Asya-Pasifik bölgesindeki 15 ülke, dünyanın en büyük özgür ticaret muahedesi olarak bilinen Bölgesel Kapsamlı Ekonomik İştirak (RCEP) mutabakatını imzaladı.
Güneydoğu Asya Ülkeleri Birliği’nin (ASEAN) 37. Başkanlar Tepesi kapsamında düzenlenen RCEP görüşmesinde, ASEAN üyeleri Brunei, Kamboçya, Endonezya, Laos, Malezya, Myanmar, Filipinler, Singapur, Tayland ve Vietnam ile birliğin diyalog ortaklarından Avustralya, Çin, Japonya, Güney Kore ve Yeni Zelanda önderleri, 8 yıl süren müzakerelerin akabinde mutabakata vardı.
Görüşmede konuşan Singapur Başbakanı Lee Hsien Loong, RCEP mutabakatını büyük bir dönüm noktası olarak niteleyerek, “8 yıl boyunca yapılan 46 müzakere ve 19 bakanlık seviyesinde görüşmelerin akabinde bugünlere geldik. Bu süreçte yorulmadan çalışan ilgili ülkeler ve bakanların eforlarına çok minnettarım” dedi.
“İLERİYE DÖNÜK BÜYÜK BİR ADIM”
Singapur Başbakanı Lee, global büyümenin yavaşladığı bu vakitlerde RCEP mutabakatının ileriye dönük büyük bir adım olduğunu söz etti.
Malezya Milletlerarası Ticaret Bakanı Muhammed Azmin Ali ise RCEP’in kan, ter ve gözyaşıyla örülmüş sekiz yıl süren pazarlıkların sonucu varılmış bir mutabakat olduğunu belirterek, bölgede yeni bir periyodun başlayacağını söyledi.
BÖLGESEL KAPSAMLI EKONOMİK PAYDAŞLIK
Dünyanın en büyük hür ticaret mutabakatı olan RCEP mutabakatı için ASEAN üyesi ülkeler ile Çin, Japonya, Güney Kore, Avustralya, Yeni Zelanda ve Hindistan ortasında müzakereler 2012’de başlamıştı.
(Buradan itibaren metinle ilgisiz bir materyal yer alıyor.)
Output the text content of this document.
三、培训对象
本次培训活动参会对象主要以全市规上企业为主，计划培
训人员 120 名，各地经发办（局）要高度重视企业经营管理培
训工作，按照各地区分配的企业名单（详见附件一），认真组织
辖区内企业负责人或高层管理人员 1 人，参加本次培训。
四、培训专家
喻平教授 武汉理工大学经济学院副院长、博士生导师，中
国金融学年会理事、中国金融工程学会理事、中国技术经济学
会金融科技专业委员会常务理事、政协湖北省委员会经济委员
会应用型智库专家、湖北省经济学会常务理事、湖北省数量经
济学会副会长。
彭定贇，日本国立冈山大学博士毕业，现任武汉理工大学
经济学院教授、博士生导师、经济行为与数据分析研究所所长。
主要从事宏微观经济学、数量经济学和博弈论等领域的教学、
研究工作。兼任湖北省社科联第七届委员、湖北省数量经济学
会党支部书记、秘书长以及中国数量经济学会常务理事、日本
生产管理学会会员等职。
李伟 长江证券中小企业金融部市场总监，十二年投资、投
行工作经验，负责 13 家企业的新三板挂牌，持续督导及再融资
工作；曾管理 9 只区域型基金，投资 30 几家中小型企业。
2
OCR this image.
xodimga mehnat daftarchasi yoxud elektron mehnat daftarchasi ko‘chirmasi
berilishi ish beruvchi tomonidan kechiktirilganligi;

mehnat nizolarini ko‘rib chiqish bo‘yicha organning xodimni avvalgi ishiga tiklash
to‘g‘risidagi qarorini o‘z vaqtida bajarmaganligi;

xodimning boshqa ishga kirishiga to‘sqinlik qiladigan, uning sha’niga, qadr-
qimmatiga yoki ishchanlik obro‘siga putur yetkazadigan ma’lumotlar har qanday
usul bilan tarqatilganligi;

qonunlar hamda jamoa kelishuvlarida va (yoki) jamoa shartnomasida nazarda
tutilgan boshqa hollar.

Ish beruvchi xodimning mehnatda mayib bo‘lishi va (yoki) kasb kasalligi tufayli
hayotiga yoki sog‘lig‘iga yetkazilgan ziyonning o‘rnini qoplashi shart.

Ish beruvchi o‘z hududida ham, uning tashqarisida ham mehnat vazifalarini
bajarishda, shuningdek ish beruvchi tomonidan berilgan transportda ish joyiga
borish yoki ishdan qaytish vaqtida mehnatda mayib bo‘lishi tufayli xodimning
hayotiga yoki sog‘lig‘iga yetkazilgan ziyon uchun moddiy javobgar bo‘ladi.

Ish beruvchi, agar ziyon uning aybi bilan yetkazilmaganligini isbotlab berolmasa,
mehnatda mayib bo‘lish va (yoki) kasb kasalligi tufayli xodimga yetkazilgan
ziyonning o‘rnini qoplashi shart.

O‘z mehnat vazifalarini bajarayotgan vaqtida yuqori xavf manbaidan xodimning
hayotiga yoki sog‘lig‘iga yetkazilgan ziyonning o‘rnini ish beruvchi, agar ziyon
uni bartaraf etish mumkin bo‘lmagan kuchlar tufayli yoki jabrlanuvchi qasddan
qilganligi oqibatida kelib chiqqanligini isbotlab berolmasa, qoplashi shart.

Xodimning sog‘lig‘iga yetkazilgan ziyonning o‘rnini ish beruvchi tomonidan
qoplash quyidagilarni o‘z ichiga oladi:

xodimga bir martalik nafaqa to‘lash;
2 yıl içinde sonuçlandırılması hedeflenen mutabakat, bölge ülkelerinin farklı ticari öncelikleri nedeniyle daima ertelenmişti.
HİNDİSTAN ÇEKİLMİŞTİ
Geçen yıl ASEAN Artı Üç tepesinde Hindistan, Çin eserlerinin Hindistan’a ucuz fiyatlarla girmesinden tasa duyarak RCEP müzakerelerinden çekilmişti.
GLOBAL GELİRİN YÜZDE 30’U
15 ülke ve 2,1 milyarlık nüfusu kapsayan RCEP, global gayri safi yurt içi hasılanın yüzde 30’una tekabül ediyor.
RCEP mutabakatının Çin’in Asya-Pasifik bölgesindeki ekonomik hakimiyetini arttıracağı öngörülürken, ABD ve Avrupalı şirketleri özgür ticaret bölgesinin dışında bırakarak, dezavantajlı pozisyona getireceği düşünülüyor.